Date of Award

2018

Degree Name

Doctor of Philosophy (College of Philosophy and Theology)

First Supervisor

Gerard O'Shea

Second Supervisor

Tracey Rowland

Abstract

In a 1983 lecture, Joseph Ratzinger noted that one need not demonstrate at great length the apparent difficulties within the epoch’s catechetical efforts, even going so far as to declare the situation a state of crisis. He argues that the reversal of roles between content and method – with content now serving method – served as a significant source of the purported crisis.1 The bulk of Ratzinger’s expansive theological work is a response to various crises within the understanding of the contents themselves, with a willing admission on his part that he did not have responsibility for catechetical methods.2 However, following his election to the papacy and with the arrival of the New Evangelization, Pope Benedict XVI began to broach the methodological question more directly, asking, for example, ““How can we talk about God in our time? How can we communicate the Gospel so as to open roads to his saving truth in our contemporaries’ hearts…?“3 This dissertation will attempt to fill the lacuna in Ratzinger’s theology pertaining to method, and to sketch an appropriate praxis for evangelization and catechesis in the wake of the catechetical outworking still underway and in flux following Vatican II. Starting with Ratzinger’s fundamental theology, the present dissertation seeks to provide a theological framework in order to engage the methodological question. In short, the dissertation attempts to answer the following: How does the revelation of the Logos in Jesus Christ shape Ratzinger's vision for evangelization? The paper will argue that for Ratzinger, the personal nature of the revelation of the Logos of God in Jesus Christ establishes an anthropological pattern, a series of guiding principles, according to which the body of Christ, the Church, evangelizes.

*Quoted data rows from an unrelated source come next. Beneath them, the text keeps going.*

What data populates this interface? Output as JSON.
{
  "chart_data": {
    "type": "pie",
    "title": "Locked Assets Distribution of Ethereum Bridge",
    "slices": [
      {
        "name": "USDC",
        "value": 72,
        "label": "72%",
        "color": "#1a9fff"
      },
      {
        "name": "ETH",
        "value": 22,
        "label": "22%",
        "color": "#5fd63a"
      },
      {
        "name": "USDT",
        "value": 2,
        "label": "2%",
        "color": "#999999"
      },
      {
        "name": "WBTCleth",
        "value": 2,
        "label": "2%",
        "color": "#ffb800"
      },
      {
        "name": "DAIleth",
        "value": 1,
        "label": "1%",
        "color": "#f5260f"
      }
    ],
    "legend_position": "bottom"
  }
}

This study opens by considering the catechetical landscape following Vatican II, insofar as the landscape has been shaped by what Aidan Nichols calls “vulgarized Rahnerianism.” Next, the paper highlights Ratzinger's fundamental theology, which begins with the Logos insofar as the Logos has revealed itself in Jesus Christ, the Son -- a revelation accessible today through the

Church and reified in the act of faith. Chapter 3 follows the logic established by the Logos, and traces the mainlines of Ratzinger’s theological anthropology. Chapter 4 follows the anthropological framework established in Ch. 3 in order to provide a methodological framework according to the revelation of the Logos. The dissertation ultimately concludes that Ratzinger’s vision for evangelization and catechesis according to the Logos, as developed along the lines of his theological anthropology, presents a possible solution for the dissonance that has resulted in evangelization and catechesis since Vatican II.